Cyber Crime Biggest Challenge To Cops, Nation

Cyber crime holds no boundaries. Unlike other crimes, it is not necessary for the criminal to be close to the victim. The crime can take place in any part of the world and can affect an individual in a different country, said IGP (Western Range) Pratap Reddy.

He was speaking after inaugurating a UGC sponsored State-level seminar on 'Cyber Crime,' organised by School of Social Work Roshni Nilaya in Mangalore on Friday.
The police force faces a biggest challenge when a cyber criminal has committed a crime from a different country. Each country has their own law and many prohibit collection of evidence.

The organised criminals make use of this weakness and plan the crime from different parts of the world, he said.  

"Technology being updated everyday is another main challenge. The IT Act introduced in 2000 was amended in 2008. However, in eight years technology had changed drastically and since 2008 till date even more innovations have been added," said Reddy and added that every company is in a race to introduce a better product that they do not see if the government is updated to handle to crime that may be caused due to the technology.

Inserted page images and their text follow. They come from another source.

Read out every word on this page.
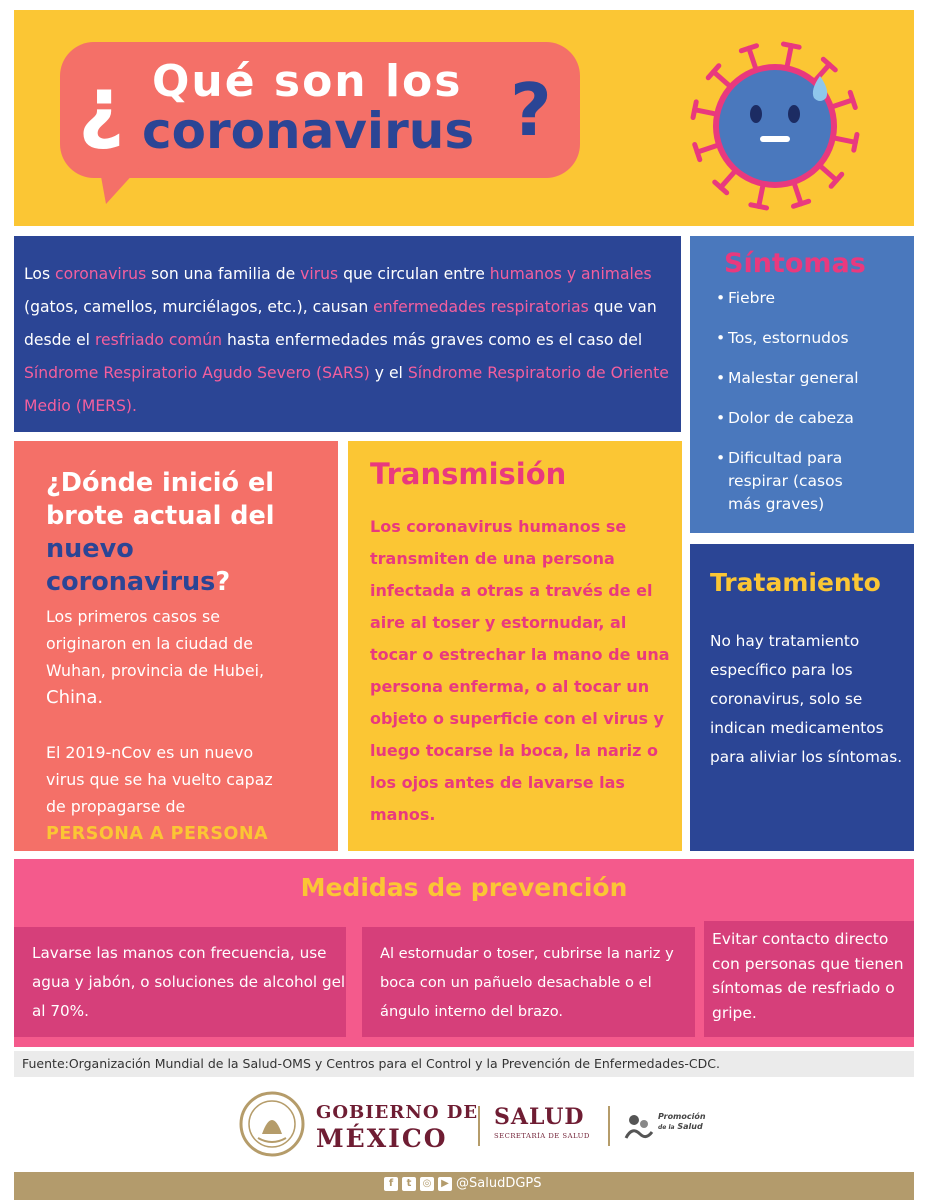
¿ Qué son los
coronavirus ?
Los coronavirus son una familia de virus que circulan entre humanos y animales (gatos, camellos, murciélagos, etc.), causan enfermedades respiratorias que van desde el resfriado común hasta enfermedades más graves como es el caso del Síndrome Respiratorio Agudo Severo (SARS) y el Síndrome Respiratorio de Oriente Medio (MERS).
Síntomas
• Fiebre
• Tos, estornudos
• Malestar general
• Dolor de cabeza
• Dificultad para respirar (casos más graves)
¿Dónde inició el brote actual del nuevo coronavirus?

Los primeros casos se originaron en la ciudad de Wuhan, provincia de Hubei, China.

El 2019-nCov es un nuevo virus que se ha vuelto capaz de propagarse de
PERSONA A PERSONA

Transmisión

Los coronavirus humanos se transmiten de una persona infectada a otras a través de el aire al toser y estornudar, al tocar o estrechar la mano de una persona enferma, o al tocar un objeto o superficie con el virus y luego tocarse la boca, la nariz o los ojos antes de lavarse las manos.

Tratamiento

No hay tratamiento específico para los coronavirus, solo se indican medicamentos para aliviar los síntomas.

Medidas de prevención
Lavarse las manos con frecuencia, use agua y jabón, o soluciones de alcohol gel al 70%.
Al estornudar o toser, cubrirse la nariz y boca con un pañuelo desachable o el ángulo interno del brazo.
Evitar contacto directo con personas que tienen síntomas de resfriado o gripe.
Fuente:Organización Mundial de la Salud-OMS y Centros para el Control y la Prevención de Enfermedades-CDC.
GOBIERNO DE
MÉXICO
SALUD
SECRETARÍA DE SALUD
Promoción
de la Salud
f	t	◎ ▶ @SaludDGPS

Today it is very easy to obtain personal data, as we ourselves share information in many instances such as ordering a pizza, booking things online, downloading softwares. However, if this data base falls in wrong hands, it leads to cyber crime,  he warned.

Advanced threats 

Speaking on the topics 'Introduction to Cyber Crime and Types of Cyber Crime,' CID Detective Inspector M D Sharath said that a study on cyber crimes shows there is no tendency of the crimes slowing down. The 2011 research reports highlight new advanced threats and an increased of sophistication in the attacks. 

India is projected to be the third largest internet user base in the world in 2013 with over 120 million internet users in India. Electronic payments in India account for 35.3 per cent of the local transactions in terms of volume and 88.3 per cent in terms of value. India has also the world's second largest mobile phone user base with 894 million users as on December 2011.

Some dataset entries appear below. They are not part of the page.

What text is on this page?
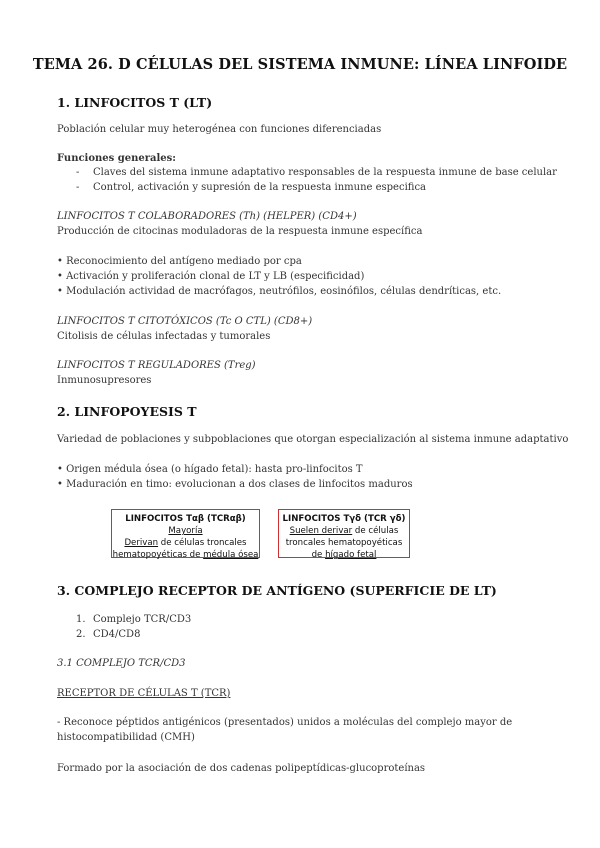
TEMA 26. D CÉLULAS DEL SISTEMA INMUNE: LÍNEA LINFOIDE
1. LINFOCITOS T (LT)
Población celular muy heterogénea con funciones diferenciadas
Funciones generales:
- Claves del sistema inmune adaptativo responsables de la respuesta inmune de base celular
- Control, activación y supresión de la respuesta inmune especifica
LINFOCITOS T COLABORADORES (Th) (HELPER) (CD4+)
Producción de citocinas moduladoras de la respuesta inmune específica
• Reconocimiento del antígeno mediado por cpa
• Activación y proliferación clonal de LT y LB (especificidad)
• Modulación actividad de macrófagos, neutrófilos, eosinófilos, células dendríticas, etc.
LINFOCITOS T CITOTÓXICOS (Tc O CTL) (CD8+)
Citolisis de células infectadas y tumorales
LINFOCITOS T REGULADORES (Treg)
Inmunosupresores
2. LINFOPOYESIS T
Variedad de poblaciones y subpoblaciones que otorgan especialización al sistema inmune adaptativo
• Origen médula ósea (o hígado fetal): hasta pro-linfocitos T
• Maduración en timo: evolucionan a dos clases de linfocitos maduros
LINFOCITOS Tαβ (TCRαβ)
Mayoría
Derivan de células troncales
hematopoyéticas de médula ósea
LINFOCITOS Tγδ (TCR γδ)
Suelen derivar de células
troncales hematopoyéticas
de hígado fetal
3. COMPLEJO RECEPTOR DE ANTÍGENO (SUPERFICIE DE LT)
1. Complejo TCR/CD3
2. CD4/CD8
3.1 COMPLEJO TCR/CD3
RECEPTOR DE CÉLULAS T (TCR)
- Reconoce péptidos antigénicos (presentados) unidos a moléculas del complejo mayor de
histocompatibilidad (CMH)
Formado por la asociación de dos cadenas polipeptídicas-glucoproteínas
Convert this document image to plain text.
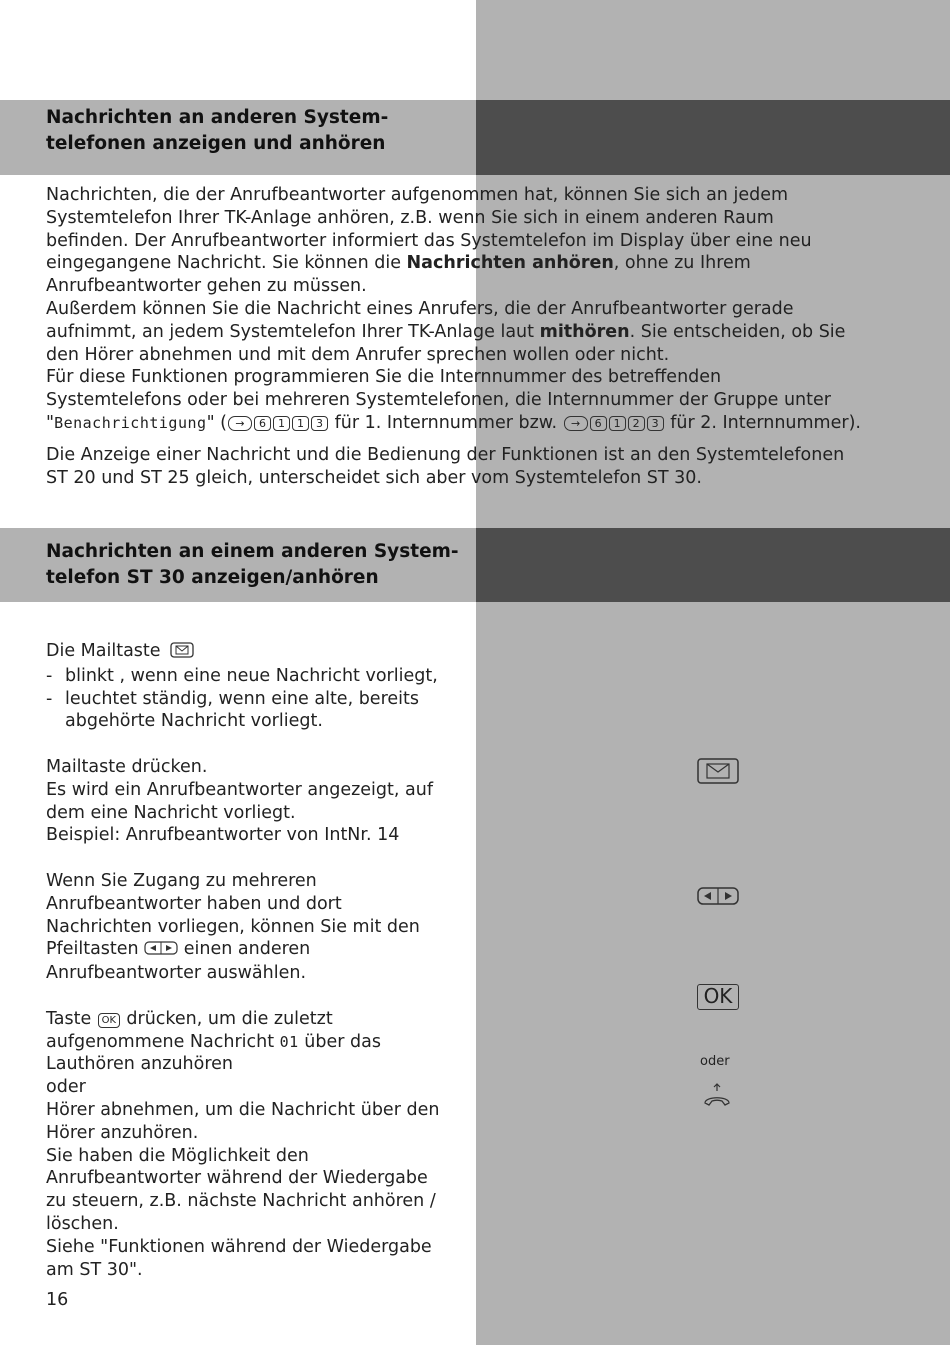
Nachrichten an anderen System-
telefonen anzeigen und anhören

Nachrichten, die der Anrufbeantworter aufgenommen hat, können Sie sich an jedem Systemtelefon Ihrer TK-Anlage anhören, z.B. wenn Sie sich in einem anderen Raum befinden. Der Anrufbeantworter informiert das Systemtelefon im Display über eine neu eingegangene Nachricht. Sie können die Nachrichten anhören, ohne zu Ihrem Anrufbeantworter gehen zu müssen.

Außerdem können Sie die Nachricht eines Anrufers, die der Anrufbeantworter gerade aufnimmt, an jedem Systemtelefon Ihrer TK-Anlage laut mithören. Sie entscheiden, ob Sie den Hörer abnehmen und mit dem Anrufer sprechen wollen oder nicht.

Für diese Funktionen programmieren Sie die Internnummer des betreffenden Systemtelefons oder bei mehreren Systemtelefonen, die Internnummer der Gruppe unter "Benachrichtigung" ( → 6 1 1 3 für 1. Internnummer bzw. → 6 1 2 3 für 2. Internnummer).

Die Anzeige einer Nachricht und die Bedienung der Funktionen ist an den Systemtelefonen ST 20 und ST 25 gleich, unterscheidet sich aber vom Systemtelefon ST 30.

Nachrichten an einem anderen System-
telefon ST 30 anzeigen/anhören

Die Mailtaste

- blinkt , wenn eine neue Nachricht vorliegt,
- leuchtet ständig, wenn eine alte, bereits abgehörte Nachricht vorliegt.

Mailtaste drücken.

Es wird ein Anrufbeantworter angezeigt, auf dem eine Nachricht vorliegt.

Beispiel: Anrufbeantworter von IntNr. 14

Wenn Sie Zugang zu mehreren Anrufbeantworter haben und dort Nachrichten vorliegen, können Sie mit den Pfeiltasten  einen anderen Anrufbeantworter auswählen.

Taste OK drücken, um die zuletzt aufgenommene Nachricht 01 über das Lauthören anzuhören

oder

Hörer abnehmen, um die Nachricht über den Hörer anzuhören.

Sie haben die Möglichkeit den Anrufbeantworter während der Wiedergabe zu steuern, z.B. nächste Nachricht anhören / löschen.

Siehe "Funktionen während der Wiedergabe am ST 30".

OK
oder
16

However, the NCRB Cyber Crime Statistics reveal that 1791 cyber crime cases are registered under the IT Act 2008. There is an increase of 85.4 per cent cases over 2010. As many as 422 cases are registered under IPC and 1184 persons have been arrested, he said.

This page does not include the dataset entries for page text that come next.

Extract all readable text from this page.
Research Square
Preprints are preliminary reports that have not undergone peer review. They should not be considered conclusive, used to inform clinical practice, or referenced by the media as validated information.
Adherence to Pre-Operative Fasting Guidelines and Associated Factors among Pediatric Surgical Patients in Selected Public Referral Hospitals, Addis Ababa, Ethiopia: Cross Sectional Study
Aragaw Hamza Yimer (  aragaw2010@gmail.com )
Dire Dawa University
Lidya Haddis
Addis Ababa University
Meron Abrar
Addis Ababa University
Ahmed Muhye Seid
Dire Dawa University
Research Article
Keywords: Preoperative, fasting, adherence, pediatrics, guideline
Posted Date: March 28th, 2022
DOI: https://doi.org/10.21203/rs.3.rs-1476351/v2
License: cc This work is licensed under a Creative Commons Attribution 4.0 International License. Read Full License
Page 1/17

"One can spread terror as seen in the North East Exodus, where mass SMS was used to send messages. Many fall prey to Nigerian scams. On interrogating a Nigerian fraud, he said it is easy to fool Indians as they are greedy," he said.

Speaking on some of the latest innovations in cyber crime, Sharath said that it is possible to manipulate a cardiac pacemaker by hacking the signal and also manipulate insulin levels shown in a insulin level reader. With this, the life of the person is at risk. The hacker can simply stop the pacemaker or give wrong insulin level information resulting in a person's death. In Europe, a LAN connection of a hospital was hacked and the prescription of a particular patient was modified, resulting in the death of the person, he said.

School of Social Work Roshni Nilaya Principal said that with world wide web, the world has become a global village. People should be careful while using technology, she advised.
Department of Law Coordinator and Kuvempu University Director of Distance Education Special Officer Dr A Mohan Ram took up a session on 'Cyber Law'.

M D Sharath took another session 'Modern System and Technology to Combat Cyber Crime'. DK District Superintendent of Police Abhishek Goyal spoke on 'Public-Participation in Combating Cyber Crime'.